State Health Officer Stresses Importance of Flu Vaccine

11/8/2013

 
CHARLESTON, W.Va. – Health Officials at the Department of Health and Human Resources are reminding West Virginia residents that now is the time to be vaccinated against seasonal flu as winter approaches. Approximately 5-20% of U.S. residents get the flu each year contributing to as many as 200,000 hospitalizations and thousands of deaths in a severe flu season. Seasonal flu is unpredictable but historically peaks in West Virginia in January or February of each year.
"The flu is highly contagious," said Dr. Letitia Tierney, Commissioner for the Bureau for Public Health and State Health Officer. "Adults and children should consider getting the flu vaccine to help protect themselves from catching the flu. It takes about two weeks after vaccination to provide protection against the flu. In the meantime, you are still at risk for getting the flu. That's why it is better to get vaccinated early in the fall, before the flu season gets under way."
The Centers for Disease Control and Prevention (CDC) reports that if you get the flu vaccine, you are 60% less likely to need treatment for the flu by a healthcare provider. Getting the vaccine has been shown to offer substantial other benefits including reducing illness, antibiotic use, time lost from work, hospitalizations, and most importantly deaths.

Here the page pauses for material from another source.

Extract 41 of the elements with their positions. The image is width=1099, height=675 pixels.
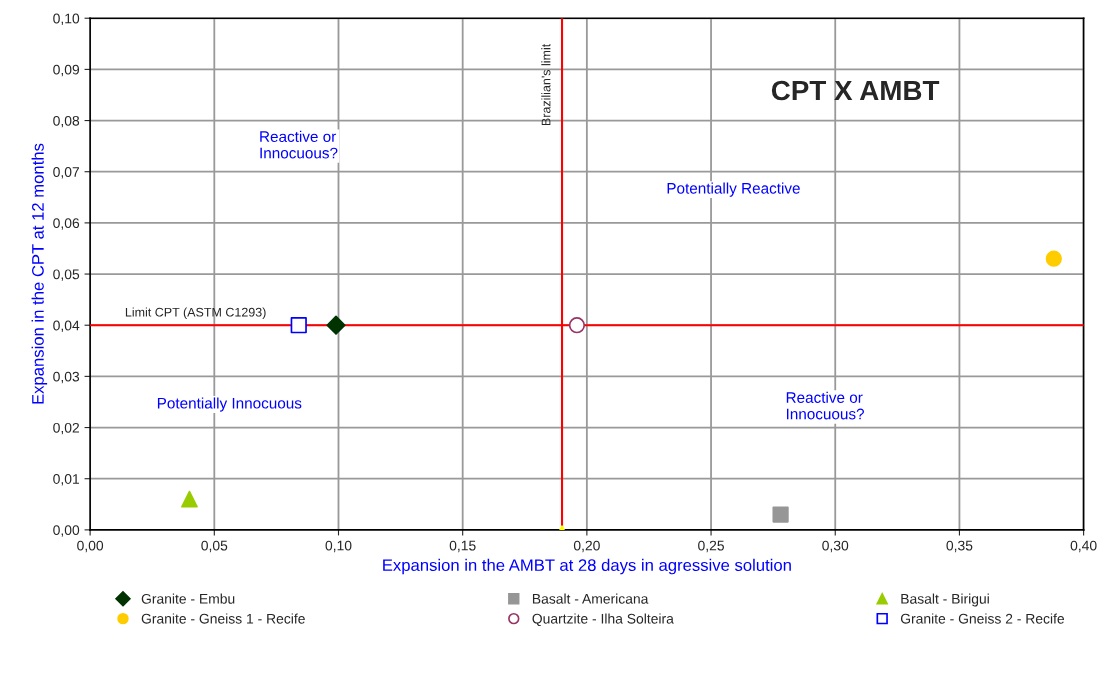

Tierney said most healthy adults may be able to infect others beginning one day before symptoms develop and up to five-to-seven days after symptoms develop. "Some people believe that by getting the flu shot, they will become sick but that is not the case," said Tierney. "Let me be clear, it’s impossible to get the flu from the flu shot, because it’s a killed virus."
Flu vaccine is available in the traditional flu shot that is approved for anyone 6 months of age and older. Residents should talk to their health care provider about flu vaccination concerns if they have a severe allergy to chicken eggs, a history of severe reaction to a flu vaccination, a moderate-to-severe illness with a fever or a history of Guillain–Barré Syndrome (a severe paralytic illness, also called GBS). Nasal spray flu vaccine also is available but is a live attenuated flu vaccine that is approved for healthy people between the ages of 2-49, except pregnant women.